Southern Living,  Jul 2003  by Black, James

The Holtkamps continue a flowering tradition in Nashville.

A sea of soft colors, deep purples and ruby reds, stretches across a greenhouse the size of a football field.

"Will I ever get tired of growing African violets?" Reinhold Holtkamp, Sr., asks in reply to a visitor's question. "Not until our customers get tired of them too."

As long as Americans have been tending these tiny beauties, the Holtkamp family has been tinkering with them. In fact, if your grandmother's living room was filled with bright bunches of blooming violets, you can thank Reinhold's father, Hermann Holtkamp.

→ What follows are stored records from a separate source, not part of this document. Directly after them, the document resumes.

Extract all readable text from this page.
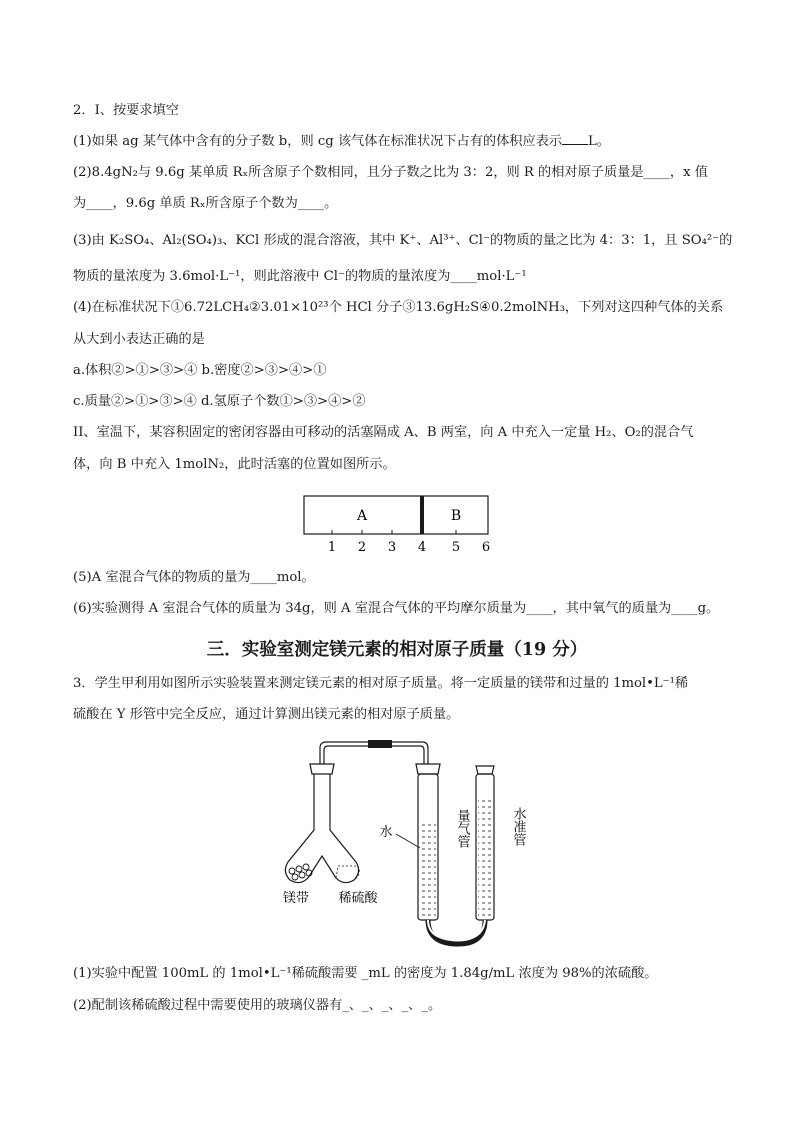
2．I、按要求填空
(1)如果 ag 某气体中含有的分子数 b，则 cg 该气体在标准状况下占有的体积应表示 L。
(2)8.4gN₂与 9.6g 某单质 Rₓ所含原子个数相同，且分子数之比为 3：2，则 R 的相对原子质量是____，x 值
为____，9.6g 单质 Rₓ所含原子个数为____。
(3)由 K₂SO₄、Al₂(SO₄)₃、KCl 形成的混合溶液，其中 K⁺、Al³⁺、Cl⁻的物质的量之比为 4：3：1，且 SO₄²⁻的
物质的量浓度为 3.6mol·L⁻¹，则此溶液中 Cl⁻的物质的量浓度为____mol·L⁻¹
(4)在标准状况下①6.72LCH₄②3.01×10²³个 HCl 分子③13.6gH₂S④0.2molNH₃，下列对这四种气体的关系
从大到小表达正确的是
a.体积②>①>③>④ b.密度②>③>④>①
c.质量②>①>③>④ d.氢原子个数①>③>④>②
II、室温下，某容积固定的密闭容器由可移动的活塞隔成 A、B 两室，向 A 中充入一定量 H₂、O₂的混合气
体，向 B 中充入 1molN₂，此时活塞的位置如图所示。
A	B
1 2 3 4 5 6
(5)A 室混合气体的物质的量为____mol。
(6)实验测得 A 室混合气体的质量为 34g，则 A 室混合气体的平均摩尔质量为____，其中氧气的质量为____g。
三．实验室测定镁元素的相对原子质量（19 分）
3．学生甲利用如图所示实验装置来测定镁元素的相对原子质量。将一定质量的镁带和过量的 1mol•L⁻¹稀
硫酸在 Y 形管中完全反应，通过计算测出镁元素的相对原子质量。
水
量气管 水准管
镁带 稀硫酸
(1)实验中配置 100mL 的 1mol•L⁻¹稀硫酸需要 _mL 的密度为 1.84g/mL 浓度为 98%的浓硫酸。
(2)配制该稀硫酸过程中需要使用的玻璃仪器有_、_、_、_、_。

A Flower for the 20th Century

The first African violets came to Europe in 1892 after a German farmer found the plant growing on his plantation in East Africa (now Tanzania). He sent some seeds back to Germany, where a few ended up in the greenhouse of horticulturist Martin Dorrenbach. By the 1930s, Hermann, Martin's son-in-law, was successfully cultivating the tiny plants. Soon commercial growers across Europe and America were trying to grow African violets-but they had a big problem. The flowers lost most of their petals when shaken, making them almost impossible to ship.

So Hermann and his son, Reinhold, went to work. "Dad really put his neck on the line; he put everything he had into developing a nondropping violet," Reinhold, Sr., remembers. "We started experimenting in 1956 with nearly 10,000 violets. Out of those we found only three with the stable characteristics we needed." Nine years later the father-and-son team finally produced a plant with nondropping flowers, and the African violet's popularity really began to bloom.

By 1977 Reinhold and Hermann had decided to put down roots in Nashville. "My father has always had a pioneering spirit," Reinhold, Jr., says. "Although we thought he might have had a little bit too much spirit when we first saw this place."

The family went to work, tearing down dilapidated old greenhouses and refurbishing newer ones. Reinhold, Sr., continued his research; his wife, Gisela, coordinated production of miniature plants; and two of their three children, Margit and Reinhold, Jr., became active in the company.

Under their father's direction, they continue searching for the Holy Grail of violet lovers-a plant with yellow or crimson flowers. Reinhold, Jr.'s wife, Monique, recently started a garden-supply Web site, and children Lawrence, Pascal, and Michele are already digging in the dirt.

"They're growing a few plants at home," Reinhold, Jr., says. "They're like the rest of us-they love being around African violets. Who wouldn't? You feel good just looking at them."